Freddy Budiman merupakan satu nama terpidana dari sekian terpidana yang masuk dalam daftar eksekusi mati gelombang III. Kendati demikian, Prasetyo belum memastikan waktu pelaksaan eksekusi terhadap sejumlah terpidana mati lainnya. Yang pasti, pihak Kejaksaan Agung telah mempersiapkan segala sesuatunya antara lain telah melakukan koordinasi dengan berbagai instansi. Terkait dengan waktu pelaksanaan eksekusi menjadi ranah pihak Kejaksaan Agung sebagai pihak eksekutor.

Mantan Jaksa Agung Muda Tindak Pidana Umum (Jampidum) itu berpendapat, pihaknya enggan gegabah melakukan pelaksanaan eksekusi. Makanya, Kejaksaan Agung mesti melalui banyak pertimbangan sebelum memutuskan waktu pelaksaan eksekusi. Terkait dengan Mary Jane terpidana mati asal Filipina, Kejaksaan Agung masih menunggu proses hukum di di negaranya terkait dengan kasus perdagangan manusia.
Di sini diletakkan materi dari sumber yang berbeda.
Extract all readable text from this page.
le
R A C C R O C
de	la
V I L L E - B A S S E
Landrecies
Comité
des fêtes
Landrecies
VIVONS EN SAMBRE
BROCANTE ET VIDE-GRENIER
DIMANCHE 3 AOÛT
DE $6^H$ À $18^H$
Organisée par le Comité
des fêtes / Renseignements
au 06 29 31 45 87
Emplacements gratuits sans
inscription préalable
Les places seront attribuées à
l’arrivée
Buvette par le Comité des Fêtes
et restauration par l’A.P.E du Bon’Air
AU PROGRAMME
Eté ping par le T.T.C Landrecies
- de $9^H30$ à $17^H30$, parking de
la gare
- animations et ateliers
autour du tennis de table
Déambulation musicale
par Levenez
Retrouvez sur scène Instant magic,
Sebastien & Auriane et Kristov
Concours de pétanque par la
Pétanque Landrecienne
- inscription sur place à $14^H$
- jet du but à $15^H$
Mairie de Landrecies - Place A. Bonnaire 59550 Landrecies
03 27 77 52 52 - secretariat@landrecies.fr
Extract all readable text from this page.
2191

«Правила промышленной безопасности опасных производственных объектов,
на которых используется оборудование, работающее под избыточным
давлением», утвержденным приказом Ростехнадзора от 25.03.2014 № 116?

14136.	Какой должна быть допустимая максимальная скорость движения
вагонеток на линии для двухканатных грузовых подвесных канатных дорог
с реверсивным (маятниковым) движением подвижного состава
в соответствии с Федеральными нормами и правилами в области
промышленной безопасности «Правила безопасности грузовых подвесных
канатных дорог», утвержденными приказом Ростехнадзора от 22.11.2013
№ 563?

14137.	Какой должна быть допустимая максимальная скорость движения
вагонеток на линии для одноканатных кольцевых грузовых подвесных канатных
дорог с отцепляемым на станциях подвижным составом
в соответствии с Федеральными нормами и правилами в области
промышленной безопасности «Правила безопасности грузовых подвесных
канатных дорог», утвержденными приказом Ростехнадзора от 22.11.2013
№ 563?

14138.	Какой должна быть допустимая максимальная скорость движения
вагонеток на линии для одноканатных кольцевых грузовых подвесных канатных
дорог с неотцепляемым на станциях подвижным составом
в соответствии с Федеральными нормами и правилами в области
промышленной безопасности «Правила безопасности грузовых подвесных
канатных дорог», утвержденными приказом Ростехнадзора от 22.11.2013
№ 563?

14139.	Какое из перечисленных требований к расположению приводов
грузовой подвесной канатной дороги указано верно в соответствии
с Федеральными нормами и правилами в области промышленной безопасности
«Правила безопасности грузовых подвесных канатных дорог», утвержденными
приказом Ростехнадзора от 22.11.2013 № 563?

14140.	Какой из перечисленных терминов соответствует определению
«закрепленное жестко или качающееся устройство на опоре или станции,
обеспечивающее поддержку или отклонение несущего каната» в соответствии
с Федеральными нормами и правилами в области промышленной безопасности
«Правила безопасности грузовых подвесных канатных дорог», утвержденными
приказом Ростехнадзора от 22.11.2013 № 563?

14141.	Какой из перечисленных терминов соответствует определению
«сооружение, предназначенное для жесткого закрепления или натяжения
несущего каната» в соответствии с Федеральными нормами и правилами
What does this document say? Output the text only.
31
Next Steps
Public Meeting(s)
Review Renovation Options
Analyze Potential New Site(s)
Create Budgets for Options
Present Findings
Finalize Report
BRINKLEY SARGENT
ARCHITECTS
Terpisah, Wakil Ketua Komisi III Mulfachri Harahap mengatakan meski banyak penolakan dari beberapa negara terkait pelaksanaan eksekusi, pemerintah Indonesia mesti siap. Menurutnya, pemerintah melakukan eksekusi pidana mati bukan kali pertama. Makanya, pelaksanaan eksekusi Jilid III mesti dipersiapkan oleh pihak pemerintah.

Indonesia pun memiliki sejumlah warga negara yang bermasalah secara hukum. Freddy satu diantaranya. Dikatakan Mulfachri, di beberapa negara yang menganut pemidanaan hukuman mati dapat memahami sistem hukum yang berlaku di Indonesia. Namun keputusan pemerintah Indonesia terhadap hukuman mati tak dapat diintervensi negara mana pun.

“Kita harus respek, karena ini menyangkut kedaulatan di tiap-tiap negara. Saya kira itu prinsip yang berlaku universal,” ujarnya.

Politisi Partai Amanat Nasional (PAN) itu menilai hukuman mati yang diterapkan dalam hukum positif pun berlaku di beberapa negara lain. Menurutnya, hukuman mati bagi sebagian kalangan melanggar hak asasi manusia. Namun, justru hukuman pidana mati telah melalui proses hukum. Sebaliknya, bila pelaksanaan hukuman mati tanpa melalui proses persidangan peradilan masuk kategori pelanggaran hak asasi manusia.

“Tapi kalau proses hukum sudah dijalankan bahkan sudah ada upaya kasasi dan seterusnya, saya kira hak asasi mana yang dilanggar,” pungkasnya.

Seperti diketahui, Kejaksaan Agung telah melaksanakan eksekusi 14 terpidana mati sepanjang 2015. Tahap pertama dieksekusi sebanyak enam terpidana pada awal 2015 di Nusakambangan dan Mako Brimob Solo, Jawa Tengah. Keenam terpidan mati itu adalah Tommi Wijaya (warga negara Belanda), Rani Andriani (Indonesia), Namaona Denis (Malawi), dan Marcho Archer Cardoso Moreira (Brasil), Tran Thi Bich Hanh (Vietnam) dan Daniel Enemuo alias Diarrsaouba (Nigeria).

Tahap kedua, eksekusi mati dilaksanakan di Nusakambangan di akhir April 2015 terhadap delapan terpidana mati. Kedelapan terpidana mati itu adalah i Rodrigo Gularte (Brasil), Sylvester Obiekwe Nwolise (Nigeria), Okwudili Oyatanze (Nigeria) dan Martin Anderson alias Belo (Ghana).Selain itu, MGS Zainal Abidin bin MGS Mahmud Badarudin (Indonesia), Rahem Agbaje Salami Cardova (Cardova), Myuran Sukumaran (Australia) dan Andrew Chan (Australia).